Intanto la giunta regionale del Lazio riunita al completo in seduta straordinaria ha approvato all'unanimità una delibera che dispone il ricorso alla Corte Costituzionale contro il decreto legge salvaliste.

Berlusconi: "La sinistra si è ammanettata a Di Pietro"

Archiviato il decreto salvaliste Berlusconi continua la campagna elettorale con i suoi tradizionali argomenti contro il centrosinistra. «La sinistra, che ormai si è ammanettata a Di Pietro - ha detto Berlusconi in messaggio video nell'ambito della manifestazione elettorale organizzata dal PdL a sostegno del candidato del centrodestra alla presidenza della Regione Piemonte, Roberto Cota - è il partito dell'odio e dell'invidia sociale, vuole fare dell'Italia uno Stato di polizia dominato dall'oppressione tributaria e dall'oppressione giudiziaria. La nostra missione quindi, ancora una volta, è quella di opporci a questo disegno illiberale per difendere la democrazia e per difendere la libertà nell'interesse di tutti».

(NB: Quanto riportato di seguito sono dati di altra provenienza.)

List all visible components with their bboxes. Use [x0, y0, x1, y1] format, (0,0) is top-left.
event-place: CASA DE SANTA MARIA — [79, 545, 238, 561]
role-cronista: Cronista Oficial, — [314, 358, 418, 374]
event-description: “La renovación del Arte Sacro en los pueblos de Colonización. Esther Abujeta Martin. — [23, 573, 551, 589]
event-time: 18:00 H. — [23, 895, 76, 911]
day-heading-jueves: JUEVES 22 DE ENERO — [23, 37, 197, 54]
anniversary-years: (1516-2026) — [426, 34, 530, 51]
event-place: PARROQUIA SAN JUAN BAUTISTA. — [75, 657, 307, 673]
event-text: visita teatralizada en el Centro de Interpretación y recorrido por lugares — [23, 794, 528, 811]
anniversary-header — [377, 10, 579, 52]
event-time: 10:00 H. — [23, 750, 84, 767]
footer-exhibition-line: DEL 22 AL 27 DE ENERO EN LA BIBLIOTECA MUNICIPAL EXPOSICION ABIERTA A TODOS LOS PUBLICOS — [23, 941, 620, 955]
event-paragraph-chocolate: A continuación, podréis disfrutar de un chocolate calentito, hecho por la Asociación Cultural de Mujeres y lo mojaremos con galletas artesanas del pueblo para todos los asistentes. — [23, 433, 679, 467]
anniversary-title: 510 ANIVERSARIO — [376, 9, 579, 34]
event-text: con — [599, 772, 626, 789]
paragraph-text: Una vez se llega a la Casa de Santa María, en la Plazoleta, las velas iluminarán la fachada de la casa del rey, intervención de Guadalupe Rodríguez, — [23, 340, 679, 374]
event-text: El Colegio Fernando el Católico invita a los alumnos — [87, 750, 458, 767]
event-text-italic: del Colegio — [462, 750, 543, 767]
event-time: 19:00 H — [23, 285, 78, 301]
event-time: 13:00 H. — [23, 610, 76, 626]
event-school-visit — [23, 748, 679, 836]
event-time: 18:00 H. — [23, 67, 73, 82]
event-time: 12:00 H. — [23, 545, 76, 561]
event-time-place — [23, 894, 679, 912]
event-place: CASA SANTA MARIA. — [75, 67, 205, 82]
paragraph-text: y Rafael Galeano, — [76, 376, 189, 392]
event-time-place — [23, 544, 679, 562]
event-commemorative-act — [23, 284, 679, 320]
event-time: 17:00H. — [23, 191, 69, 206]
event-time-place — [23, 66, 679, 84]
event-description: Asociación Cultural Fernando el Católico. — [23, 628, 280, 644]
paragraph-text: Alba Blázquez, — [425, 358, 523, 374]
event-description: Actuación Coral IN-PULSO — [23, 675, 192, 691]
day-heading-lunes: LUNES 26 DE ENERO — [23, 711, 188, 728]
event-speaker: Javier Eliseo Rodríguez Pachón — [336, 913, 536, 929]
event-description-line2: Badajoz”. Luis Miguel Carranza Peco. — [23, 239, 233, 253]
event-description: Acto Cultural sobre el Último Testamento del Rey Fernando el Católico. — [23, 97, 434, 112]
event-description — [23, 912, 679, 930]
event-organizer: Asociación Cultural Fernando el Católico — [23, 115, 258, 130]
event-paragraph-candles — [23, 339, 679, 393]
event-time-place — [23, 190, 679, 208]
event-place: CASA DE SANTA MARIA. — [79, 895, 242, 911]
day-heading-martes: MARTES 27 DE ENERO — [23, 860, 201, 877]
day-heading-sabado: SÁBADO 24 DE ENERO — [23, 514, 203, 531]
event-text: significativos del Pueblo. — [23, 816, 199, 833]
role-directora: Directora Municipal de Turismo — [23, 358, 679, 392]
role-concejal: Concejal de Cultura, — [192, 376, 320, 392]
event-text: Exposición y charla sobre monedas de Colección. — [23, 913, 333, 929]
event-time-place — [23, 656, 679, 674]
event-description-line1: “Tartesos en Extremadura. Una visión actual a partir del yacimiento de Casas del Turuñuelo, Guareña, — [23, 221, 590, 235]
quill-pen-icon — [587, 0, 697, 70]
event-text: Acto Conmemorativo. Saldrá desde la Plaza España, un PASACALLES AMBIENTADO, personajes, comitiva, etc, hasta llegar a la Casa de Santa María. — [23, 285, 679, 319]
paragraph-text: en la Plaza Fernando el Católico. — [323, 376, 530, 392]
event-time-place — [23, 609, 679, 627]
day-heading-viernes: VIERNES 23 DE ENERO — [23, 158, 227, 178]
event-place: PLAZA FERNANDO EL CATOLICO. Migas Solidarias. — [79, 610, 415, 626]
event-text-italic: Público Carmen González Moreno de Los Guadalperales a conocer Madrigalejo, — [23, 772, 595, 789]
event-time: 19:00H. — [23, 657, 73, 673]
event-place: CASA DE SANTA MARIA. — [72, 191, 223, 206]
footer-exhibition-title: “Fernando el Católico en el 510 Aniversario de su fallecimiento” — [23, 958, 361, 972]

In una precedente messaggio lanciato durante il suo intervento telefonico alla manifestazione elettorale del Pdl a Napoli a sostegno di Stefano Caldoro, candidato alla guida della Regione Campania Berlusconi aveva detto: «Se tornasse al governo la sinistra - ha detto il premier ai suoi sostenitori - rimetterebbe l’Ici sulla prima casa, aumenterebbe dal 12,50% al 25% le tasse su Bot e Cct e introdurrebbe la patrimoniale sui piccoli immobili perché è in questo modo che vuole ridurre il deficit pubblico. La sinistra vuole limitare a 100 euro i pagamenti in contanti, obbligando a pagare il resto con assegni o carte di credito e questo - ha aggiunto - significherebbe precipitare in uno stato di polizia tributaria». Poi aggiungeva sulle intercettazioni: «Vogliono dare ai pubblici ministeri le intercettazioni su tutti e su qualunque cosa, in spregio a un diritto che per noi è fondamentale: la riservatezza e la privacy. E questo sarebbe uno stato di polizia». In merito, poi, agli extracomunitari, il presidente del Consiglio concludeva: «La sinistra vuole non frontiere aperte, ma frontiere spalancate perché possano arrivare quanti più immigrati possibile. La sinistra farebbe diventare l’immigrazione un’invasione, nella speranza di poter ribaltare la minaccia elettorale, consentendo agli immigrati di votare e facendo diventare gli italiani moderati, che siamo la maggioranza, la minoranza del Paese».